Proteases in Helicobacter pylori Infection

Introduction
Proteolytic enzymes are essential for the survival of all organisms, and their genes make up ≈2% of the human genome. Proteases constitute a diverse group of enzymes that share one single property, the capability of hydrolysing peptide bonds. Based on their catalytic mechanisms, they are classified in eight ‘catalytic types’ among which aspartic, serine, cysteine, threonine and metalloproteases are the most relevant types in mammalians. In order to regulate the activity of these enzymes and to prevent detrimental effects to cells and tissues, several control mechanisms have evolved including: expression as inactive proforms (zymogens); compartmentalisation in granules or lysosomes; inactivation by unfavourable conditions (redox status, pH, temperature); and inhibition by protease inhibitors. As well as having a role in protein catabolism, the role of proteases and their inhibitors in inflammation and cancer is now well established.

Helicobacter pylori infection is the most common cause of chronic gastritis, peptic ulcer disease and mucosa-associated lymphoid tissue (MALT) lymphoma. H. pylori is recognised to be the most important risk factor for the development of gastric cancer. The development of various clinical outcomes of the H. pylori infection depend on specific virulence factors of the bacterium, gene polymorphisms of the host and environmental conditions. The interplay of these factors define the topographic expression of chronic gastritis. The interplay of these factors defines the expression of chronic gastritis. Predominant antrum gastritis increases the risk for duodenal ulceration, whereas atrophic gastritis enhances the risk for gastric ulcer and adenocarcinoma. The latter condition is frequently associated with histomorphological modifications of the gastric architecture, the development of atrophic gastritis and intestinal metaplasia, which both represent premalignant conditions with a high potential to progress to gastric cancer. The key findings related to H. pylori-mediated gastritis are discussed below.

Proteins require hydrolysation for absorption by the intestine. Proteolytic enzymes responsible for degrading proteins are produced by three organs: stomach (pepsins), pancreas (chymotrypsin) and small intestine (e.g. aminopeptidases). Pepsins are aspartic gastric proteases, belonging to the peptidase family A1, and are secreted as zymogens. To date, pepsinogens A, B, C, F and prochymosin are known. In humans, pepsinogen A and pepsinogen C represent the two major gastric proteases. Pepsinogen A and C are secreted from corpus and antral-duodenal mucosa, respectively. The release of pepsinogens is regulated by centrally acting hormones like acetylcholine, adrenaline and somatostatin and gastric peptides such as gastrin-17/-34 or ghrelin. The biosynthesis of most hormones including gastrin-17 and ghrelin includes proteolytic processing by proteases such as subtilisinlike proconvertases (PC-1, PC-2) as well as lysosomal cathepsins and exopeptidases. In addition to the stomach-specific expression of pepsinogens, the gastric mucosa expresses a variety of additional proteases such as lysosomal proteases (e.g. cathepsins B, L, S and D) and matrix-metalloproteases that are involved in the antigen presentation and the remodelling of the extracellular matrix by epithelial cells.

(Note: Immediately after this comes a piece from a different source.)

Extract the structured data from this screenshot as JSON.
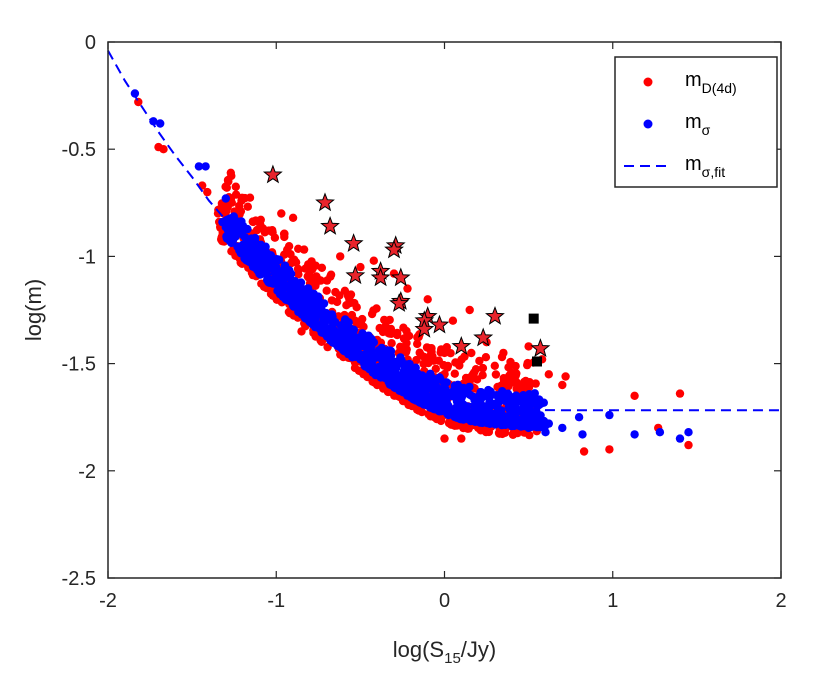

Genomic analyses demonstrated that among the 1,500- 1,600 different genes usually encoded by a typical H. pylori genome, at least 20 are protease-encoding genes. So far, there are no available data concerning the relevance of these enzymes with respect to gastroduodenal diseases. Based on their homology to genes of other bacteria (Escherichia coli, Salmonella spec.), putative functions of some H. pylori-encoded proteases were proposed. ClpXP protease and the serine protease HtrA are considered to be stressregulated proteins that function both as chaperone and protease. The serine protease HtrA is secreted and belongs to the 150 most abundant proteins in H. pylori, and represents an antigen recognised by the majority of sera obtained from H. pylori-infected patients. Salama et al. identified the HtrA protease as an essential gene for the survival of the bacterium. Furthermore, a secreted collagenase (HP0169) was described as virulence factor for H. pylori colonisation. H. pylori is also capable of capturing host proteases on its membrane and activating them. Two plasminogenbinding proteins of H. pylori were identified and found in a variety of strains suggesting that the capture of plasminogen and its subsequent activation at the bacterial surface might be a general phenomenon that may enhance the virulence of H. pylori.